I have a huge dataset that I have to provide Keras in the form of a generator, because it does not fit in memory. However, using fit_generator , I cannot reproduce the results obtained during a regular workout with model.fit . Also, each era lasts much longer.
I implemented a minimal example. Maybe someone can show me where the problem is.

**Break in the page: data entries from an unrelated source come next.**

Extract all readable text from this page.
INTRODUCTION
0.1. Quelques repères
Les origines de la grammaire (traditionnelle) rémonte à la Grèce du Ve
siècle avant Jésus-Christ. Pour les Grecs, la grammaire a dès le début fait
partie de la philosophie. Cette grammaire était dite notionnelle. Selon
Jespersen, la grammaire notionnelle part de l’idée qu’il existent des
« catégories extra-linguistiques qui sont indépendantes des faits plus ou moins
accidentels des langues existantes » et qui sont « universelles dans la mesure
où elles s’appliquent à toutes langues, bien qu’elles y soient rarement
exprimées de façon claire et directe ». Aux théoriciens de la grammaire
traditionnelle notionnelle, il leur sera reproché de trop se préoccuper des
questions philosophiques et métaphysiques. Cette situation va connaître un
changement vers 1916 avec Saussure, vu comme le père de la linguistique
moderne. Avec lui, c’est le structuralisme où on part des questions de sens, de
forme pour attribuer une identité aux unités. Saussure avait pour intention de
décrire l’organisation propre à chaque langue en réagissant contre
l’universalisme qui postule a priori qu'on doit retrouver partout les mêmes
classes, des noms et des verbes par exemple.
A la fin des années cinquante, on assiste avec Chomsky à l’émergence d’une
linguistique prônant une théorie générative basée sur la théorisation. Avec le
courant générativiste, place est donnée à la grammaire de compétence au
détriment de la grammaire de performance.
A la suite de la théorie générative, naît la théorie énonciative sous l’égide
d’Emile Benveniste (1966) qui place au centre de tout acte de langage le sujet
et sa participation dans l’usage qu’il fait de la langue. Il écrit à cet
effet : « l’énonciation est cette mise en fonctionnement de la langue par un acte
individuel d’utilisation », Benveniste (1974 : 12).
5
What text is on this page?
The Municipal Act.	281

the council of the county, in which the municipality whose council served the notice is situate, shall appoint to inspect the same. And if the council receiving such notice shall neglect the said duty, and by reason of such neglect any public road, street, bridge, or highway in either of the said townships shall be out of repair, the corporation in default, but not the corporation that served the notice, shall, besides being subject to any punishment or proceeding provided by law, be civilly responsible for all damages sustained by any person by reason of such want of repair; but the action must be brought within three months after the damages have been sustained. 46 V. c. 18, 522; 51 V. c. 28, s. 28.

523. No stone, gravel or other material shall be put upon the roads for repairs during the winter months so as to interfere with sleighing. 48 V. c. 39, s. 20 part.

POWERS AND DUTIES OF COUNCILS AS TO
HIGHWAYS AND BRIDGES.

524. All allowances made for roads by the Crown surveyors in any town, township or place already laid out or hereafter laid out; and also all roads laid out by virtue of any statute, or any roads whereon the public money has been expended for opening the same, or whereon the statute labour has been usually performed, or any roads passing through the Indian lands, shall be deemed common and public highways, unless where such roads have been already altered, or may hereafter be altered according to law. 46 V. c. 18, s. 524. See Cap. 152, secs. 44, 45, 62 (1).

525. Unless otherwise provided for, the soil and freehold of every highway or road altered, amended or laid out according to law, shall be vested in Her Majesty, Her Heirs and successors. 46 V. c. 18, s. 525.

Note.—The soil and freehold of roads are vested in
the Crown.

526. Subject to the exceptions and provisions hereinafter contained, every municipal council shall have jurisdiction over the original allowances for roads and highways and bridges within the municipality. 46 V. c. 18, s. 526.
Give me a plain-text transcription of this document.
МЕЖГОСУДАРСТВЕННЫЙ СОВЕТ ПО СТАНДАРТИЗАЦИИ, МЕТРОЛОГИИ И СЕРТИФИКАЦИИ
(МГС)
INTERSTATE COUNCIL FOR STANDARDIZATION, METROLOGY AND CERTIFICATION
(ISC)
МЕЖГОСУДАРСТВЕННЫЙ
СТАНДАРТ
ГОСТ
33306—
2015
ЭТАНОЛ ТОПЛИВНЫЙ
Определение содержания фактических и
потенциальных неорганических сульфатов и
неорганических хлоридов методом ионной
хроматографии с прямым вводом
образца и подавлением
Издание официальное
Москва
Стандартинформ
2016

import random import numpy from keras.layers import Dense from keras.models import Sequential random.seed(23465298) numpy.random.seed(23465298) no_features = 5 no_examples = 1000 def get_model(): network = Sequential() network.add(Dense(8, input_dim=no_features, activation='relu')) network.add(Dense(1, activation='sigmoid')) network.compile(loss='binary_crossentropy', optimizer='adam') return network def get_data(): example_input = [[float(f_i == e_i % no_features) for f_i in range(no_features)] for e_i in range(no_examples)] example_target = [[float(t_i % 2)] for t_i in range(no_examples)] return example_input, example_target def data_gen(all_inputs, all_targets, batch_size=10): input_batch = numpy.zeros((batch_size, no_features)) target_batch = numpy.zeros((batch_size, 1)) while True: for example_index, each_example in enumerate(zip(all_inputs, all_targets)): each_input, each_target = each_example wrapped = example_index % batch_size input_batch[wrapped] = each_input target_batch[wrapped] = each_target if wrapped == batch_size - 1: yield input_batch, target_batch if __name__ == "__main__": input_data, target_data = get_data() g = data_gen(input_data, target_data, batch_size=10) model = get_model() model.fit(input_data, target_data, epochs=15, batch_size=10)
On my computer, model.fit always ends the 10th era with a loss of 0.6939 and after approx. 2-3 seconds
However, the model.fit_generator method works much longer and completes the last era with a different loss ( 0.6931 ).
I don’t understand why the results in both approaches are different. It may not seem like a big difference, but I have to be sure that the same data with the same network gives the same result, regardless of the usual training or using the generator.
Update: @Alex R. gave an answer to part of the original problem (some performance problems, as well as changing the results at each start). However, since the main problem remains, I just adjusted the question and the name accordingly.